Some of the most significant social and political changes across Europe and Arab nations were brought in by the younger generation of the society. Unfortunately in the modern Indian society today, the youth are defined or seen only as a segment of population of a specific age, not as a mindset of a specific age. The inertia of the Indian youth is best understood by Amitava Sanyal, Associate Editor of The Hindustan Times who recently returned to India after being in Egypt during the 18-day turmoil. "The idea of being indignant at scams, lack of infrastructure or even lack of eco-sustainability do not evoke fire in the minds of the people in India. We are simply not indignant enough about our basic rights and, on the other hand, things aren't so bad for the sort of people who can lead such revolts without the support of organised groups or parties," he says.

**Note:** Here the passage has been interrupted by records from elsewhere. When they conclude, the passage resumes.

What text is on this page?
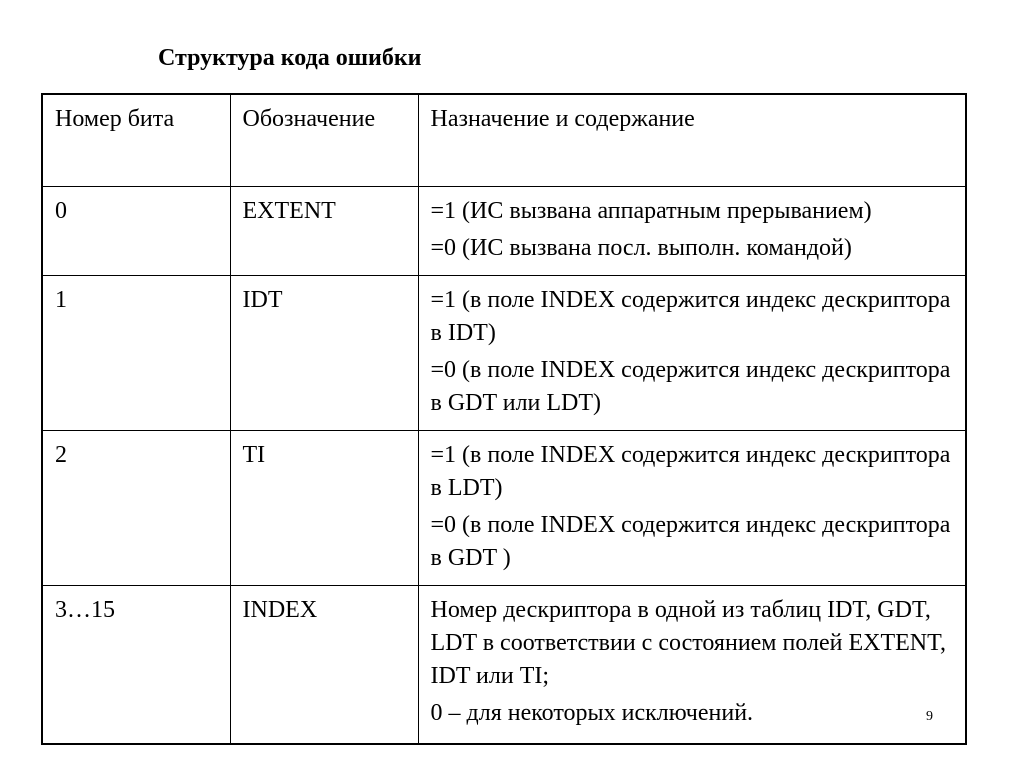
Структура кода ошибки
Номер бита	Обозначение	Назначение и содержание
0	EXTENT	=1 (ИС вызвана аппаратным прерыванием)
=0 (ИС вызвана посл. выполн. командой)

1	IDT	=1 (в поле INDEX содержится индекс дескриптора в IDT)
=0 (в поле INDEX содержится индекс дескриптора в GDT или LDT)

2	TI	=1 (в поле INDEX содержится индекс дескриптора в LDT)
=0 (в поле INDEX содержится индекс дескриптора в GDT )

3…15	INDEX	Номер дескриптора в одной из таблиц IDT, GDT, LDT в соответствии с состоянием полей EXTENT, IDT или TI;
0 – для некоторых исключений.	9
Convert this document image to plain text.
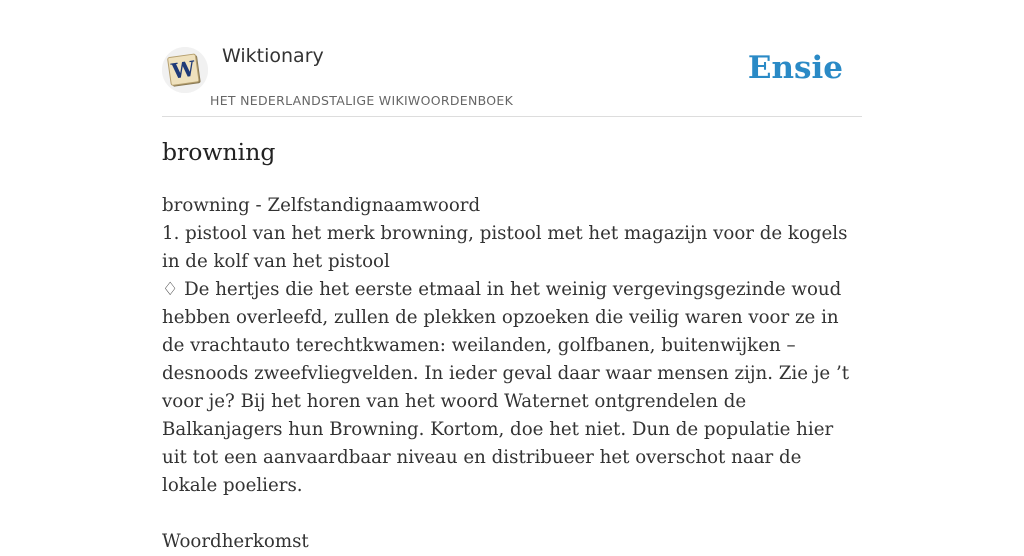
W Wiktionary
HET NEDERLANDSTALIGE WIKIWOORDENBOEK
Ensie
browning

browning - Zelfstandignaamwoord

1. pistool van het merk browning, pistool met het magazijn voor de kogels in de kolf van het pistool

♢ De hertjes die het eerste etmaal in het weinig vergevingsgezinde woud hebben overleefd, zullen de plekken opzoeken die veilig waren voor ze in de vrachtauto terechtkwamen: weilanden, golfbanen, buitenwijken – desnoods zweefvliegvelden. In ieder geval daar waar mensen zijn. Zie je ’t voor je? Bij het horen van het woord Waternet ontgrendelen de Balkanjagers hun Browning. Kortom, doe het niet. Dun de populatie hier uit tot een aanvaardbaar niveau en distribueer het overschot naar de lokale poeliers.

Woordherkomst
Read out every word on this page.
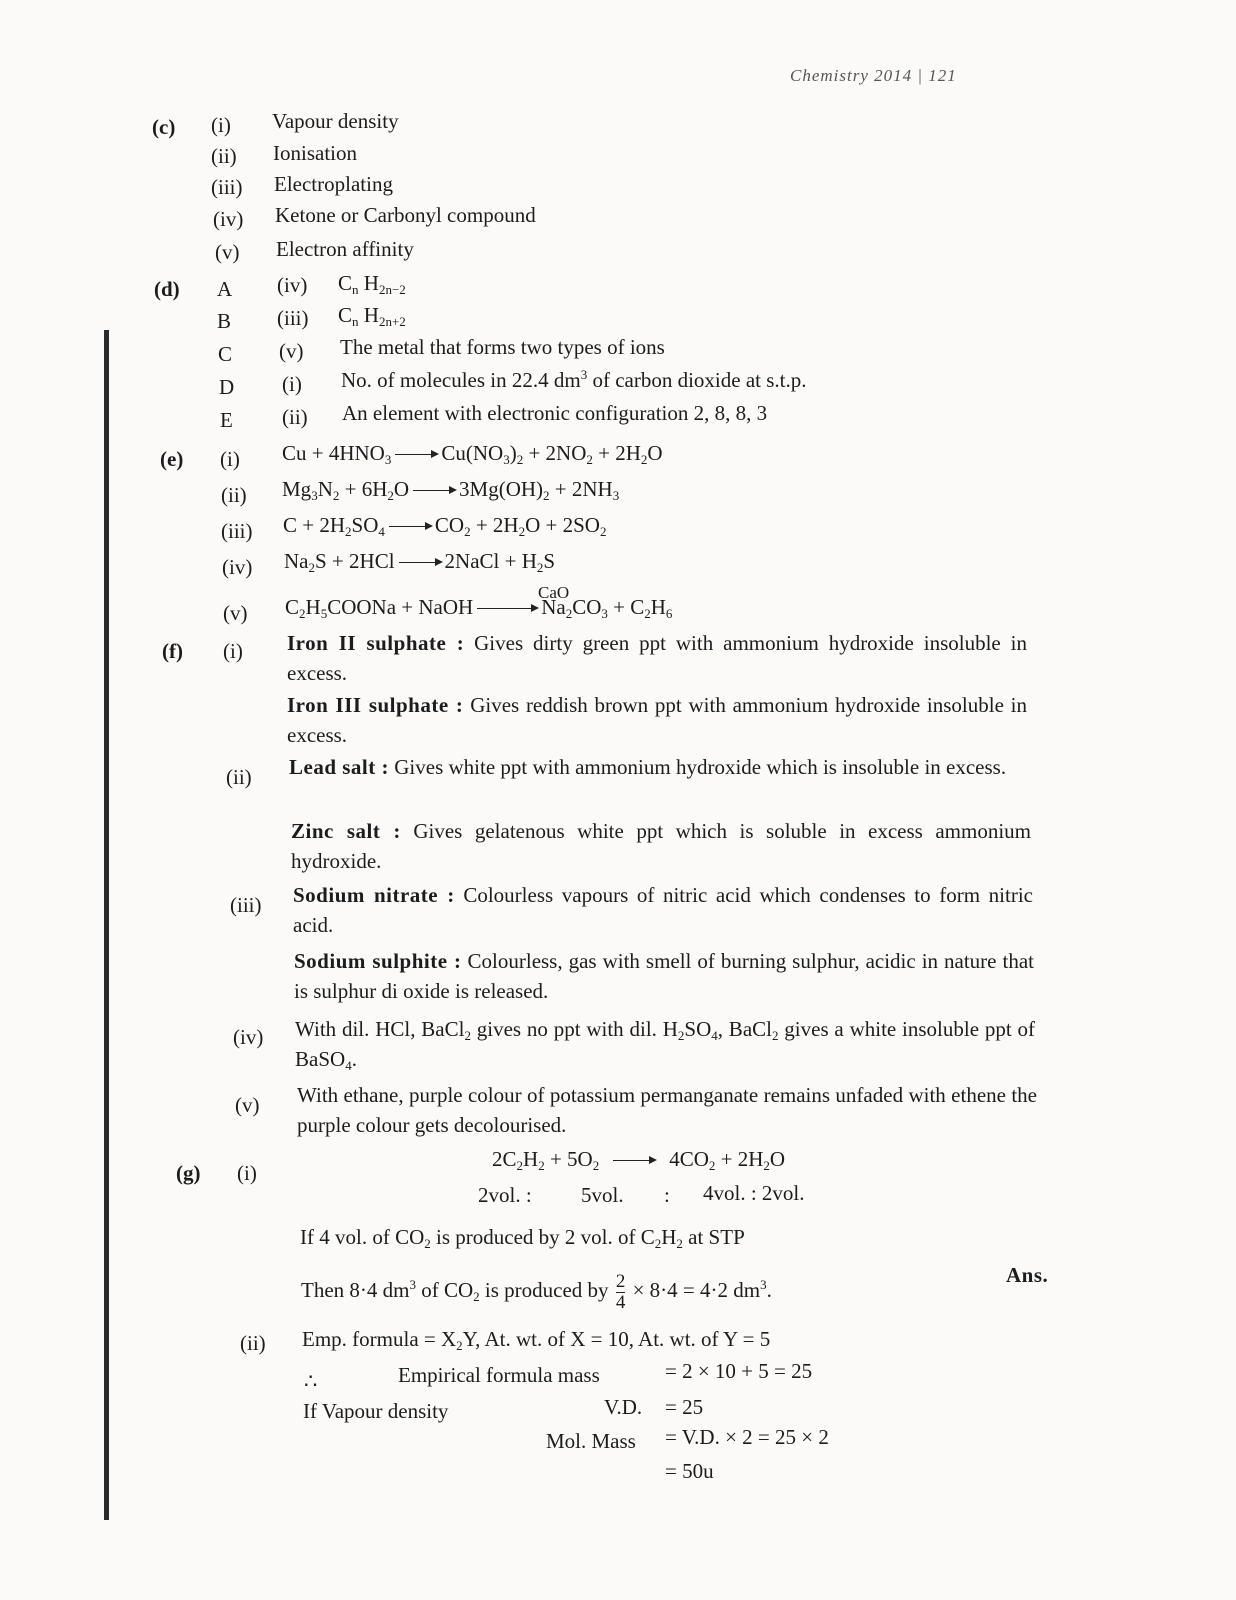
Chemistry 2014 | 121
(c) (i) Vapour density
(ii) Ionisation
(iii) Electroplating
(iv) Ketone or Carbonyl compound
(v) Electron affinity
(d) A (iv) $C_n$ $H_{2n-2}$
B (iii) $C_n$ $H_{2n+2}$
C (v) The metal that forms two types of ions
D (i) No. of molecules in 22.4 $dm^3$ of carbon dioxide at s.t.p.
E (ii) An element with electronic configuration 2, 8, 8, 3
(e) (i) $Cu + 4HNO_3$ $Cu(NO_3)_2 + 2NO_2 + 2H_2O$
(ii) $Mg_3N_2 + 6H_2O$ $3Mg(OH)_2 + 2NH_3$
(iii) $C + 2H_2SO_4$ $CO_2 + 2H_2O + 2SO_2$
(iv) $Na_2S + 2HCl$ 2NaCl + $H_2S$
CaO
(v) $C_2H_5COONa$ + NaOH	$Na_2CO_3 + C_2H_6$
(f) (i) Iron II sulphate : Gives dirty green ppt with ammonium hydroxide insoluble in excess.
Iron III sulphate : Gives reddish brown ppt with ammonium hydroxide insoluble in excess.
(ii) Lead salt : Gives white ppt with ammonium hydroxide which is insoluble in excess.
Zinc salt : Gives gelatenous white ppt which is soluble in excess ammonium hydroxide.
(iii) Sodium nitrate : Colourless vapours of nitric acid which condenses to form nitric acid.
Sodium sulphite : Colourless, gas with smell of burning sulphur, acidic in nature that is sulphur di oxide is released.
(iv) With dil. HCl, BaCl$_2$ gives no ppt with dil. $H_2SO_4$, BaCl$_2$ gives a white insoluble ppt of BaSO$_4$.
(v) With ethane, purple colour of potassium permanganate remains unfaded with ethene the purple colour gets decolourised.
(g) (i)
$2C_2H_2 + 5O_2$	$4CO_2 + 2H_2O$
2vol. : 5vol. : 4vol. : 2vol.
If 4 vol. of $CO_2$ is produced by 2 vol. of $C_2H_2$ at STP
Then 8·4 $dm^3$ of $CO_2$ is produced by $\frac{2}{4} \times 8\cdot 4 = 4\cdot 2$ $dm^3$.
Ans.
(ii) Emp. formula = $X_2Y$, At. wt. of X = 10, At. wt. of Y = 5
∴	Empirical formula mass	= 2 × 10 + 5 = 25
If Vapour density	V.D. = 25
Mol. Mass = V.D. × 2 = 25 × 2
= 50u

Probably the only occasion when so much our youth energy was produced and capitalised was during the World Social Forum in January 2004 — at a time when millions of young people from all over the world flew to India, the Mecca of donor-dependent Non-Governmental Organisations. The only achievement of this mega-event other than activists meeting new activists and exchanging their 'business' cards was the dramatic display of Indian Communist Party cadres, Greenpeace activists, Tibetan and Burmese refugees and the members of the Indian elite class shouting slogans against their two new common enemies — Globalisation and George Bush! Unfortunately the only winner of this six-day gala affair was the imperialist-funded Ford Foundation. Today the cash-rich foundations and governmental agencies very well know that they are capable of bringing all NGOs under one umbrella with their money power and also use them against any democratic or military regimes anywhere in the world when a political change is necessary.
There is a Stuttgart 21 happening in every corner of India in the name of progress. But not a single creative professional has ever marched to protect our falling monuments and to retain the aesthetic and historical values of our cities. The participation of the essential Indian youth is nowhere to be seen. And it will not be seen as long as the corporate blood runs through the veins of our younger generation. Till then we can neither hope that the our youth would use their ballot power to bring democratic changes nor go for an armed revolution to make 'another world possible'.
Music for the Deaf Ears: Every anti-Stuttgart 21 protester carried either a whistle or a drum and every day they walked kilometers to reach their final destination. And for many young people this was their every day routine — giving up their regular work and studies. They did not need introductions to each other as they were united for a common purpose. A photo from the main protest ground near the Stuttgart Central Station.
Guarding the Destruction: A policewoman guards the construction site decorated with messages from individuals and organisations united against Stuttgart 21 project. The images of Mahatma Gandhi and Martin Luther King were also seen among the thousands of handwritten and printed messages. "Lugenpack" or "Pack of Lies" slogan dominated the walls questioning the Government lies on nation's expenditure. The demolition of the Stuttgart city continues in spite of people's opposition to the urban development project.
1) Stuttgart Under the Nazis: Adolf Hitler during his visit to Stuttgart in 1938. Behind him is Stuttgart Hauptbahnhof, the Central Railway Station (Photo: From the collection of Geoffrey R Walden). 2) Stuttgart Under Mercedes Benz: People march towards Stuttgart Hauptbahnhof to reach the main protest ground. Hauptbahnhof buidling by Architect Paul Bonatz is considered to be one of the most impressive architectural monuments of Germany built between 1913-1927.
Sethu Das (Left) with Thai Political Designer Pracha Suveeranont and Christ Hans of Württembergischer Kunstverein in fron of Stuttgart Hauptbahnhof, the Central Railway Station, Stuttgart during the Stuttgart-21 Movement in September 2010.